One thing that most obviously and immediately distinguishes our worship from that of most other Presbyterian, Reformed, and Protestant evangelical congregations is that we kneel for some prayers and that we raise our hands for some praises. People who visit our church notice this at once and often comment on it. Kneeling, of course, is hardly unique to us. Many churches have always knelt in public worship. Similarly, our Pentecostal and charismatic brethren have long raised their hands. However, these have not been postures commonly employed in American evangelical worship in general or Reformed and Presbyterian worship in particular.
It takes too long to tell, but the story of how kneeling fell out of use in Reformed worship is a cautionary tale. It is a perfect example of good men, with the best intentions, throwing the baby out with the bath-water. In the 16th and 17th centuries, a time of sharp conflict with Roman Catholicism, kneeling became controversial as a posture for receiving the elements at the Lord’s Supper (some fearing that it encouraged the view, all too common in those days, that the elements were being venerated themselves as having physically become the body and blood of Christ). The result over time was the abandonment of kneeling altogether in Reformed worship. It had not been so from the beginning. Kneeling for the Lord’s Supper and for prayer was common in the worship of Calvin’s Geneva and Calvin himself advocated the raising of hands. Those later controversies shaped Reformed practice in surprising and perhaps unintended ways.
Once the habit of not kneeling and of not raising the hands was formed, it became difficult to break. This was all the more so because churches that continued these practices were often those with which Reformed Christians had substantial disagreement (e.g. Roman Catholics knelt and Pentecostals raised their hands). It was easy to feel that kneeling or raising hands were acts that somehow were tainted by the errors Reformed Christians found in those other communions.
Presbyterians, however, have made a principle of worship being biblical. That is, we have argued that we ought very strictly to take our direction in worship from the Bible itself: do what it tells us to do and refuse to do what it does not tell us to do (the regulative principle of worship). In this case, we were not loyal to our own principles! In the Bible we are commanded to kneel in our worship (e.g. Psalm 95:6) and we are shown saints kneeling for prayer together, not merely when they are alone (e.g. Nehemiah 8:6; Acts 20:36; 21:5). There is plenty of biblical support as well for the raising of hands (Nehemiah 8:6; Psalm 141:2; 1 Timothy 2:8). Similar support can be found in the Bible for standing for prayer.

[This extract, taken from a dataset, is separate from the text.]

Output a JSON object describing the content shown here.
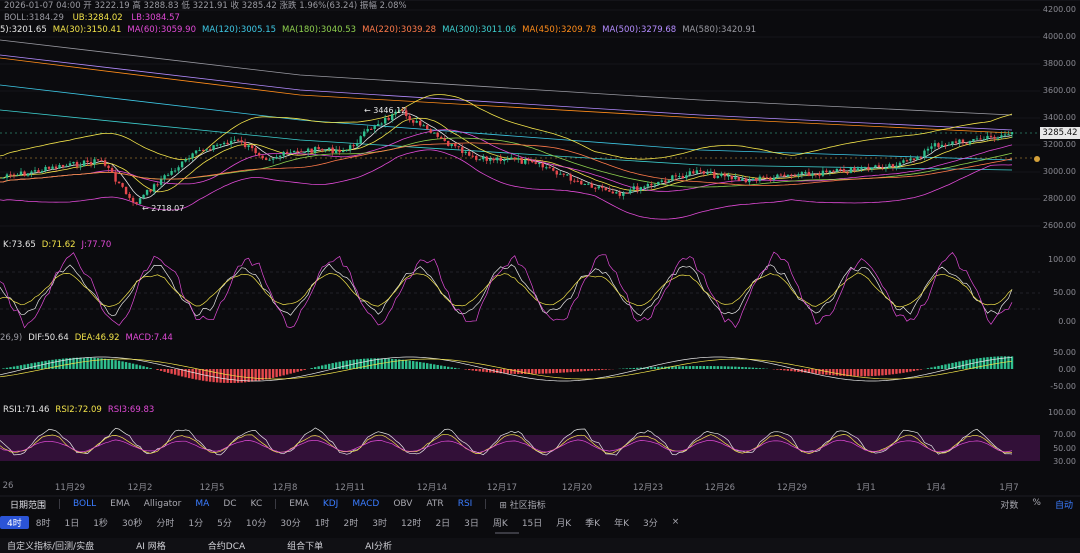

It is doubtful that the Bible anywhere commends sitting for prayer, though, of course, we know that prayer can be offered anywhere, at any time.
These biblical postures are trans-temporal and trans-cultural. We all know how kneeling conveys humility and the spirit of supplication, how standing shows reverence, and how the raising of hands expresses the direction of our thoughts and words. By recommending these postures to us by illustration and commanding their use, the Bible bears witness to their significance. These postures serve at least three important functions.
First, they enable us to pray and worship with our whole selves, body and soul together. It is interesting that in the Bible it seems not to matter whether we say that “we lift up our soul” (Psalm 25:1) or that “we lift up our hands” (Psalm 63:4). Second, we all know how the posture and the action of the body can assist the soul in obtaining and preserving a proper attitude. Kneeling or raising the hands coerces our unreliable and wayward thoughts and feelings and sets them on their proper object. We sit for so many things. When we kneel and when we raise our hands we bear witness to ourselves that what we are doing now is no ordinary thing at all. Third, such postures bear a public witness to the fact that the church is in the very presence of God and that she is speaking to God. I grew up in worship that was largely disembodied and I feel now that the great weakness of that worship was precisely that it did not convey to the soul or to the congregation or to the world that in the high worship of the Lord’s Day the saints were coram Deo, in the very presence of God. The fact that we did not act like we were in God’s presence contributed mightily to this lack. In the Bible, when people found themselves in the very presence of God they always, instinctively assumed some posture appropriate to that momentous encounter.
It is precisely because all of this is so easy to understand and these postures are so helpful in all of these ways that they never disappeared from the private worship of Reformed Christians, even when they were not used in public worship. But why would we cheat ourselves of these blessings in our public prayer and praise? Why, indeed, when the Bible so clearly commands their use? It is no surprise to me that as Reformed Christians have begun to think seriously again about worship, many are recommending the restoration of kneeling, standing, and the raising of hands as neglected elements in authentic Christian prayer and praise.